Das Lotsenboot bringt unseren Advisor an Bord

Eine Stunde zuvor hatte sich unsere Crew auf der Celerity zusammengefunden. Im stockdunklen Hafen, nur mit einem Hand-Scheinwerfer, fuhren wir hinaus, funkten die „Signal Station“ an – und hörten schon das vertraute Donnern und Grollen ringsum. Die erste Gewitterwand sahen wir noch nicht, die zweite Wolke näherte sich, als wir schon in der Schleuse waren. Ich hatte inzwischen eine Regenjacke übergezogen – bringt aber nichts, wenn alles andere darunter klitschnass ist. Zum Umziehen bleibt keine Zeit.

ein winziger Punkt hinter dem Stahlkollos

Nachdem die Glorious Ace Stellung bezogen hat, positionieren wir uns in der Mitte der Schleuse. Auf der Mauer, zehn Meter über uns, stehen Kanalmitarbeiter und werfen die sogenannten „Affenfäuste“ aufs Boot – schwere Stahlkugeln mit dünnem Seil umwickelt. Zum Glück werfen und treffen sie gut, niemand wird verletzt und nichts beschädigt. Nun geht es schnell: Im Bug und Heck liegen dicke Festmacherleinen bereit. Jeder von uns hat seine Ecke. Ich stehe hinten links, knote das dünne Seil mit einem Palstek an meine dicke Leine.

Der Mann auf der Mauer zieht das Seil ein, bis er meine Leine um einen Poller legen kann. Ich belege schnell die Klampe, dasselbe auf der anderen Seite. Heiko hält Celerity am Steuer, 50 Meter hinter dem 200 Meter langen Frachter. Nachdem auch die anderen beiden Leinen befestigt sind, schließt sich das Schleusentor hinter uns. Wir sehen den Atlantik zum vorerst letzten Mal. Meine Nerven sind bis zum Zerreißen gespannt.

Die Route durch den Panamakanal – einmal quer durch Land

Dann geht es los: langsam steigt das Wasser und bringt uns die ersten neun Meter nach oben. Wir holen nach und nach alle vier Leinen Stück für Stück ein, damit immer Spannung drauf ist und unser Boot den Abstand zu den Mauern hält. Der Abstand ist groß – keine Gefahr, denke ich. Bis der Frachter vor uns seine Maschine anwirft und Vollgas gibt.

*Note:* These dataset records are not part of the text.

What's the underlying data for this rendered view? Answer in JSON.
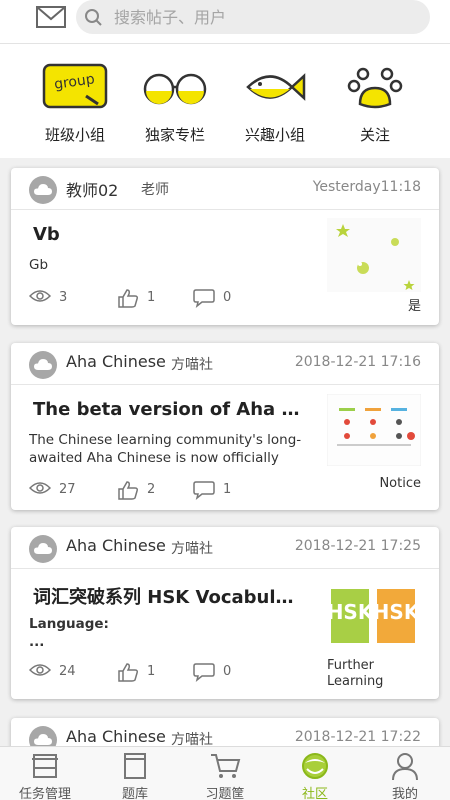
{
  "header": {
    "mail_icon": "mail-icon",
    "search_placeholder": "搜索帖子、用户"
  },
  "categories": [
    {
      "label": "班级小组",
      "icon": "group-icon"
    },
    {
      "label": "独家专栏",
      "icon": "glasses-icon"
    },
    {
      "label": "兴趣小组",
      "icon": "fish-icon"
    },
    {
      "label": "关注",
      "icon": "paw-icon"
    }
  ],
  "posts": [
    {
      "author": "教师02",
      "role": "老师",
      "date": "Yesterday11:18",
      "title": "Vb",
      "body": "Gb",
      "views": "3",
      "likes": "1",
      "comments": "0",
      "tag": "是"
    },
    {
      "author": "Aha Chinese",
      "role": "方喵社",
      "date": "2018-12-21 17:16",
      "title": "The beta version of Aha Chinese",
      "body": "The Chinese learning community's long-awaited Aha Chinese is now officially online",
      "views": "27",
      "likes": "2",
      "comments": "1",
      "tag": "Notice"
    },
    {
      "author": "Aha Chinese",
      "role": "方喵社",
      "date": "2018-12-21 17:25",
      "title": "词汇突破系列 HSK Vocabulary",
      "body_line1": "Language:",
      "body_line2": "...",
      "views": "24",
      "likes": "1",
      "comments": "0",
      "tag": "Further Learning"
    },
    {
      "author": "Aha Chinese",
      "role": "方喵社",
      "date": "2018-12-21 17:22"
    }
  ],
  "tabs": [
    {
      "label": "任务管理",
      "icon": "tasks-icon"
    },
    {
      "label": "题库",
      "icon": "question-bank-icon"
    },
    {
      "label": "习题筐",
      "icon": "cart-icon"
    },
    {
      "label": "社区",
      "icon": "community-icon",
      "active": true
    },
    {
      "label": "我的",
      "icon": "person-icon"
    }
  ],
  "colors": {
    "accent": "#8bb81a",
    "yellow": "#f2e100"
  }
}
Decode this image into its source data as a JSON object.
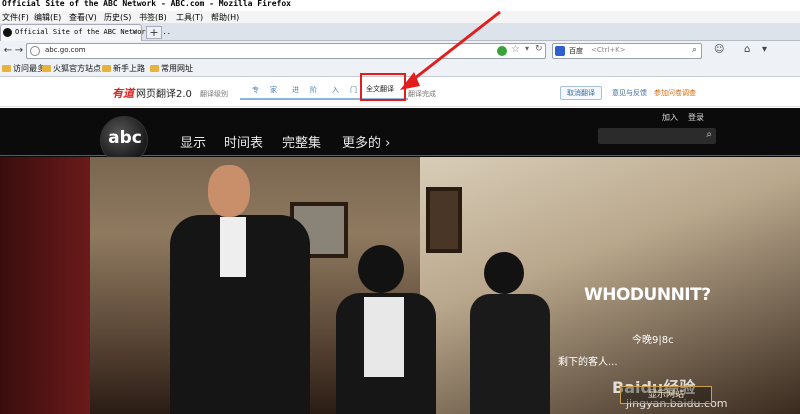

Die Strömung, die dieser Riese erzeugt, lässt unsere Celerity von einer Seite zur anderen straucheln. Das Boot wird mit dem Bug zur Seite gedrückt, die Leinen spannen sich mit solcher Wucht, dass es einmal gefährlich laut an einer Klampe knackt. Scheiße, hoffentlich halten die Verankerungen! Die hinteren Klampen haben noch nie so eine Last erlebt. Aber Zeit zum Nachdenken bleibt nicht. Weiter geht es in die zweite Schleusenkammer.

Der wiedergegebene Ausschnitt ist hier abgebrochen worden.